How to use them: This type of band is ideal for shorter, more targeted exercises. Use them to help you warm-up, strengthen muscles, improve mobility and recovery, and perform rehab work. You can also use these for similar exercises as the Circle Hip Bands, but they feel different and don't provide as much resistance. 

Floss Bands 

Various Floss Bands

What are they? Long (7’), flexible bands designed to wrap around a muscle or joint to help with recovery and blood flow. These have no handles and are not a loop.  

Different options? Floss Bands come in two sizes. The thicker red band (0.06”) is ideal for larger muscle groups and joints, while the thinner black band (0.05”) is better for smaller muscles and joints. Both bands are 7’ long and 2” wide.  

How to use them? These aren’t for creating resistance, and they’re definitely not meant to assist your pull-ups. Floss Bands are designed to improve your mobility, blood flow, and recovery.
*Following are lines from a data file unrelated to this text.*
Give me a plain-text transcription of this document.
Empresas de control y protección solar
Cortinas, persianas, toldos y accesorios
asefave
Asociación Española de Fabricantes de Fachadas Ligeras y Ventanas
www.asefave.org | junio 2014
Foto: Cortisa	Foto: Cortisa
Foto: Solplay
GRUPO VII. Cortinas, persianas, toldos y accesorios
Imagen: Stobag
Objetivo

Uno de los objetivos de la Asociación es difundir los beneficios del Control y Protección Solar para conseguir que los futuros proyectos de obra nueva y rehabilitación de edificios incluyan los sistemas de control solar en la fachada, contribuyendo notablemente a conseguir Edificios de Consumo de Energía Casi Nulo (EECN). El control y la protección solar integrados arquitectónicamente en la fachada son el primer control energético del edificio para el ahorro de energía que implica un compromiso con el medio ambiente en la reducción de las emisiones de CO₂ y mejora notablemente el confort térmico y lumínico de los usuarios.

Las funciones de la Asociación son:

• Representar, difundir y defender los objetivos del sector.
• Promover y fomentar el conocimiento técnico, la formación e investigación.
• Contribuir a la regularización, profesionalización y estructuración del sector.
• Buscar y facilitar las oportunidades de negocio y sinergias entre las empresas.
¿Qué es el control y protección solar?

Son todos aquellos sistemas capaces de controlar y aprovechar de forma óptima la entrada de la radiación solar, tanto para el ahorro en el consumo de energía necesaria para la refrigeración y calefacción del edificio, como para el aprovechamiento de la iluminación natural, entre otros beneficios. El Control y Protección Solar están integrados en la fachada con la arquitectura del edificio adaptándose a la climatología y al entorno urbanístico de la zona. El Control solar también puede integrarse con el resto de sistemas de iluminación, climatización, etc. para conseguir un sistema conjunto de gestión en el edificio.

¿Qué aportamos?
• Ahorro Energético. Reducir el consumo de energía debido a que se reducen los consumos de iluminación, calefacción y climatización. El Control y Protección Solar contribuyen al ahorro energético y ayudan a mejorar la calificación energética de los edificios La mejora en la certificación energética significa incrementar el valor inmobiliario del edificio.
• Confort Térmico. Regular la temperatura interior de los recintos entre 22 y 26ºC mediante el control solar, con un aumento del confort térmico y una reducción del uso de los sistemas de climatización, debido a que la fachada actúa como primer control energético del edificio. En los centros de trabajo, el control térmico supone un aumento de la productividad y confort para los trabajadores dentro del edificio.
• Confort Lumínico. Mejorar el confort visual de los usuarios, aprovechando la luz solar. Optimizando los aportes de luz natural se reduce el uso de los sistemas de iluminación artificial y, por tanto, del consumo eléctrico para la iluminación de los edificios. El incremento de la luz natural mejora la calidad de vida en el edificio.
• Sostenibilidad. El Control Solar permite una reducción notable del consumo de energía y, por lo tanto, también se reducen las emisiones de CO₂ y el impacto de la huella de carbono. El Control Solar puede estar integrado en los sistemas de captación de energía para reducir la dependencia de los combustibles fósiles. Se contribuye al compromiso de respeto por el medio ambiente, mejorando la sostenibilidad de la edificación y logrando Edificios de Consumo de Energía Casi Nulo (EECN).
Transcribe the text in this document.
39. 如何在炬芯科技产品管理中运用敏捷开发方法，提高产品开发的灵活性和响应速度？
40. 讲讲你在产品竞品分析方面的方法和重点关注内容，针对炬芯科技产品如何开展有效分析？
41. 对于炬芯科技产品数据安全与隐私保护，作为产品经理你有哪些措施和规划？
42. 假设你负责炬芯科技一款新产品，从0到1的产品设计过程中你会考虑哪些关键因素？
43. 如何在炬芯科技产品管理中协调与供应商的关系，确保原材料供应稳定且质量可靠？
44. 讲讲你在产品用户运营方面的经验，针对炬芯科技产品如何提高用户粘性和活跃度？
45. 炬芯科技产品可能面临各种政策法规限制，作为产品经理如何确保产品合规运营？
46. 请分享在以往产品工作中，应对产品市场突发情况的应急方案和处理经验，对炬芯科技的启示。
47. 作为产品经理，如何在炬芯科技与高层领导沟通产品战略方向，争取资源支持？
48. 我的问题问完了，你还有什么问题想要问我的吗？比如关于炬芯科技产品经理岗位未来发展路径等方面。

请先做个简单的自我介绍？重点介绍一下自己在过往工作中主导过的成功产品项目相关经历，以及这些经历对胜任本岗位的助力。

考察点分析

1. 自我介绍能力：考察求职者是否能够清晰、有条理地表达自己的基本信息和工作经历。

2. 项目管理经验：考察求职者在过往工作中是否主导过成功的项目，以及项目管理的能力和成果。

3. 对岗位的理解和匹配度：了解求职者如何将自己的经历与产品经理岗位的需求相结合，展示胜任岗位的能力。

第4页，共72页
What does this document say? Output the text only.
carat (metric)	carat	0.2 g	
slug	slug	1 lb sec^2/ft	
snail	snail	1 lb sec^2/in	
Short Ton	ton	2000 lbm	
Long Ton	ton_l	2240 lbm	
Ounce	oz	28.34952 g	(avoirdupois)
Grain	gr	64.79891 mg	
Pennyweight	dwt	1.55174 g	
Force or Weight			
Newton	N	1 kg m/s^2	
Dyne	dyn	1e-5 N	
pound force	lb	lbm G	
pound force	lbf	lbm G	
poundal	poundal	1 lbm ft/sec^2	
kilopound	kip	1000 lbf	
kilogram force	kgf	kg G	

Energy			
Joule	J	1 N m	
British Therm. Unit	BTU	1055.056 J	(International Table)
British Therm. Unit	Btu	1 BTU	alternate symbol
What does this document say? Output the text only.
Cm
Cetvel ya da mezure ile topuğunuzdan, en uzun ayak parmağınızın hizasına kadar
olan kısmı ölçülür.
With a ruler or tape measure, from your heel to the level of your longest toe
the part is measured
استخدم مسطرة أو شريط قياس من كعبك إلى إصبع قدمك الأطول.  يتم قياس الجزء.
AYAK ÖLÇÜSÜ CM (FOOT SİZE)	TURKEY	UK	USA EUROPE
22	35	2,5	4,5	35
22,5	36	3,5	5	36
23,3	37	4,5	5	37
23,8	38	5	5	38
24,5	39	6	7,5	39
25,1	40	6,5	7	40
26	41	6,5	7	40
Wrap a muscle or joint with a band, perform range-of-motion exercises for up to two minutes, and then remove the Floss Band. They can help with recovery in areas that foam rollers and lacrosse balls can’t reach.  

By tightly wrapping the muscle and working the joint through a full range of motion for a couple of minutes, the friction between muscle fibers will help break up lactic acid, scar tissue, and other “junk” in the area. Upon removing the band, blood flows back to the targeted muscles, clearing out the area and bringing essential nutrients for healing. Use Floss Bands on your shoulders, arms, elbows, wrists, knees, hamstrings, calves, ankles, and feet.